Bahrain’s headline real growth rate increased sharply in the second quarter of 2018 to an annual rate of 2.4%, according to the Bahrain Economic Development Board (EDB).
Its Bahrain Economic Quarterly Report showed a significant acceleration of growth from the previous quarter, underpinned by both the normalisation of oil production and markedly faster non-oil growth.
The report also noted that the regional economic recovery is progressing somewhat more slowly than initially expected. While GCC growth is expected to accelerate to 2.5% this year and 3% in 2019, this is below historical levels, it said.
The report added that business confidence has varied month to month while the growth of the non-oil sector has proved less pronounced that the expansion in the oil sector. This has prompted a number of governments to initiate economic stimulus programmes after a period of fiscal retrenchment.

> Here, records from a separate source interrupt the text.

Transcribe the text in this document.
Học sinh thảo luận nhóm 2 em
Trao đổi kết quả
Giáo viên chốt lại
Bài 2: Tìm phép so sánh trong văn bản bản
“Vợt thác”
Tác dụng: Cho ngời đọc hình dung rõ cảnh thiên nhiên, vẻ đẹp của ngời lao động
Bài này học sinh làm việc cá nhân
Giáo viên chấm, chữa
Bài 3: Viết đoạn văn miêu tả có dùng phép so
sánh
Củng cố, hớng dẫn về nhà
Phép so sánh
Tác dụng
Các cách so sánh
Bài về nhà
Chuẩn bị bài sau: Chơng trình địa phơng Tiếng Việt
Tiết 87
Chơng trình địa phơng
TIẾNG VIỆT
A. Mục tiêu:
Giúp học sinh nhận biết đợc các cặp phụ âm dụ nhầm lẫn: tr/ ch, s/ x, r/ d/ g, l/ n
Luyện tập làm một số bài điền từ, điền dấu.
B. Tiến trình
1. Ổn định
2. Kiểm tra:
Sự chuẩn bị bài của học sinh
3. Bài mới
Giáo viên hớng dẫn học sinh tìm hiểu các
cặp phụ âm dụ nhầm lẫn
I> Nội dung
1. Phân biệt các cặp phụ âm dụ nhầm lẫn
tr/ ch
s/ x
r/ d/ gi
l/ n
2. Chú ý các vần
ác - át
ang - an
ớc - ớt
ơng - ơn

The report also predicted that renewed regional spending power will drive growth in cross-border tourism as the Bahraini tourism industry continues to grow across a broad range of metrics.
Visitor numbers are up 5.8% year-on-year and the average number of nights spent in Bahrain per visitor jumped by 16%.
According to the quarterly report, Bahrain’s non-oil GDP expanded by an annual 2.8% in the second quarter, driven by the construction (up 6.7%) and manufacturing sectors (up 4.5%).
The total value of foreign direct investment is also continuing to increase with the total value of projects facilitated by the EDB in the first nine months of 2018 being 138% higher than a year earlier.